If you've already looked at smaller sizes and feel drawn to something more noticeable, this is a reasonable place to pause and think carefully. A size like 750cc breast implants can create a bold change, but the best decision isn't about chasing a number. It's about choosing a result your body can support well, not just this year, but for the long haul. If you're comparing this range to slightly smaller options, it can also help to review 650 cc breast implants and see how quickly volume changes become more dramatic.
Patients who research 750cc breast implants are usually not looking for a subtle adjustment. They want fullness that's obvious in clothing, obvious in photos, and obvious to them when they look in the mirror. That goal is valid. But with a size this large, the central issue isn't only appearance. It's whether the appearance will hold up well as your skin, breast tissue, and support structures age.
That question matters because large implants ask more of the body. Your skin has to stretch. Your lower breast has to carry more load. Your chest dimensions have to accommodate not just the volume, but the width and projection of the implant. A result can look impressive early on and still become difficult to maintain if the tissues were pushed beyond what they can support comfortably.
What patients often need most is not a bigger implant, but a clearer picture of what “bigger” means on their own frame.
A careful consultation should slow the process down. It should address your goals, but it should also look ahead. If you're considering 750cc, the essential conversation isn't “Can this be placed?” It's “Will this choice still feel balanced, comfortable, and attractive later?”
The term cc stands for cubic centimeters, which is a measure of volume. In breast augmentation, surgeons use cc because bra cup sizes are inconsistent. A cup size changes between brands, band sizes, and body types. Volume is more precise.

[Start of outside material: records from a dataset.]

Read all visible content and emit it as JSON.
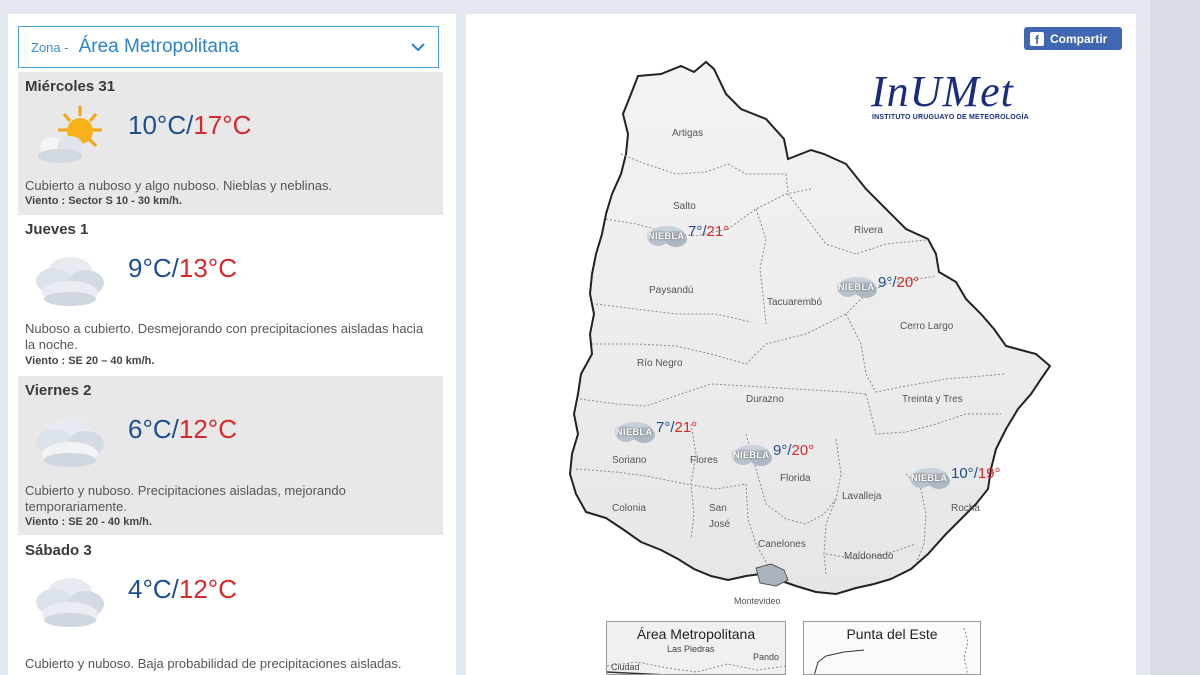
{
  "zone": {
    "label": "Zona -",
    "value": "Área Metropolitana"
  },
  "days": [
    {
      "name": "Miércoles 31",
      "icon": "sun-cloud-icon",
      "min": "10°C",
      "max": "17°C",
      "description": "Cubierto a nuboso y algo nuboso. Nieblas y neblinas.",
      "wind": "Viento : Sector S 10 - 30 km/h."
    },
    {
      "name": "Jueves 1",
      "icon": "clouds-icon",
      "min": "9°C",
      "max": "13°C",
      "description": "Nuboso a cubierto. Desmejorando con precipitaciones aisladas hacia la noche.",
      "wind": "Viento : SE 20 – 40 km/h."
    },
    {
      "name": "Viernes 2",
      "icon": "clouds-icon",
      "min": "6°C",
      "max": "12°C",
      "description": "Cubierto y nuboso. Precipitaciones aisladas, mejorando temporariamente.",
      "wind": "Viento : SE 20 - 40 km/h."
    },
    {
      "name": "Sábado 3",
      "icon": "clouds-icon",
      "min": "4°C",
      "max": "12°C",
      "description": "Cubierto y nuboso. Baja probabilidad de precipitaciones aisladas.",
      "wind": ""
    }
  ],
  "temp_separator": "/",
  "share_label": "Compartir",
  "logo": {
    "title": "InUMet",
    "subtitle": "INSTITUTO URUGUAYO DE METEOROLOGÍA"
  },
  "fog_label": "NIEBLA",
  "departments": {
    "artigas": "Artigas",
    "salto": "Salto",
    "rivera": "Rivera",
    "paysandu": "Paysandú",
    "tacuarembo": "Tacuarembó",
    "cerro_largo": "Cerro Largo",
    "rio_negro": "Río Negro",
    "durazno": "Durazno",
    "treinta_y_tres": "Treinta y Tres",
    "soriano": "Soriano",
    "flores": "Flores",
    "florida": "Florida",
    "lavalleja": "Lavalleja",
    "rocha": "Rocha",
    "colonia": "Colonia",
    "san_jose_1": "San",
    "san_jose_2": "José",
    "canelones": "Canelones",
    "maldonado": "Maldonado",
    "montevideo": "Montevideo"
  },
  "map_forecasts": [
    {
      "region": "salto",
      "min": "7°",
      "max": "21°"
    },
    {
      "region": "tacuarembo",
      "min": "9°",
      "max": "20°"
    },
    {
      "region": "soriano",
      "min": "7°",
      "max": "21°"
    },
    {
      "region": "florida",
      "min": "9°",
      "max": "20°"
    },
    {
      "region": "rocha",
      "min": "10°",
      "max": "19°"
    }
  ],
  "thumbnails": [
    {
      "title": "Área Metropolitana",
      "places": [
        "Las Piedras",
        "Pando",
        "Ciudad"
      ]
    },
    {
      "title": "Punta del Este",
      "places": []
    }
  ]
}
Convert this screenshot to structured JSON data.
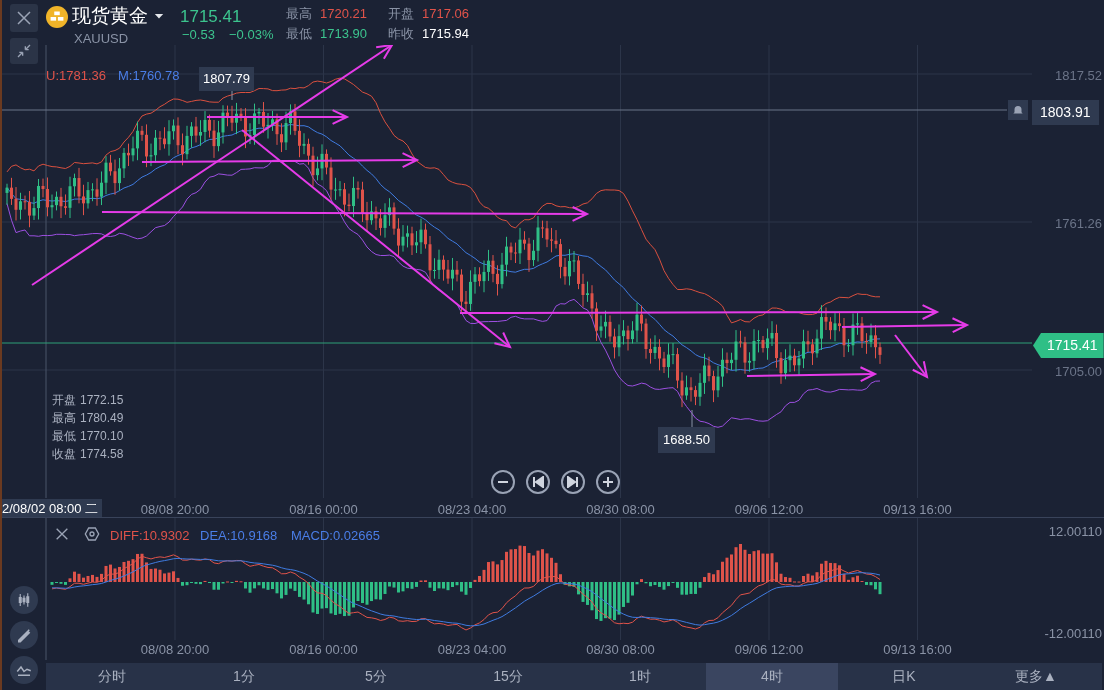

With 750cc breast implants, the number tells you one important thing right away. This is not a middle-of-the-road implant. It is a large-volume implant choice.
One independent review notes that 750cc sits at the very upper end of commonly available implant volumes, with the largest standard saline implant at 775 cc and a silicone gel implant reaching 800 cc. The same review says implants in the 700+ cc range are commonly associated with an increase of 3+ cup sizes, which is why 750cc is generally considered a dramatic change rather than a modest one (breast implant statistics review).
That single fact clears up a lot of confusion. If you've been wondering whether 750cc is “kind of big” or “very big,” the answer is simple. It's very big by standard augmentation sizing.
Volume matters, but it doesn't predict your final look by itself. A 750cc implant may appear striking on one patient and merely proportionate on another, depending on height, chest width, existing breast tissue, and skin tone.
Here's a simple way to consider the matter:
If you want to understand how manufacturers and surgeons think about size ranges, a Mentor implant sizes chart can help translate the number into a more practical comparison.
Practical rule: 750cc is best understood as a large-volume category, not a guaranteed cup size.
That distinction protects patients from one of the most common misunderstandings. Two people can choose the same volume and end up with very different outcomes.
Volume is only the starting point. The shape you see after surgery comes from how that volume is distributed across the chest.

In breast augmentation, implant size is measured in cc, but surgeons also match that volume to base diameter, height, and projection so the implant fits the patient's chest wall and soft-tissue envelope. A 750cc implant has to be selected in relation to those anatomic measurements because volume alone does not predict final shape or fit (implant selection and anatomy overview).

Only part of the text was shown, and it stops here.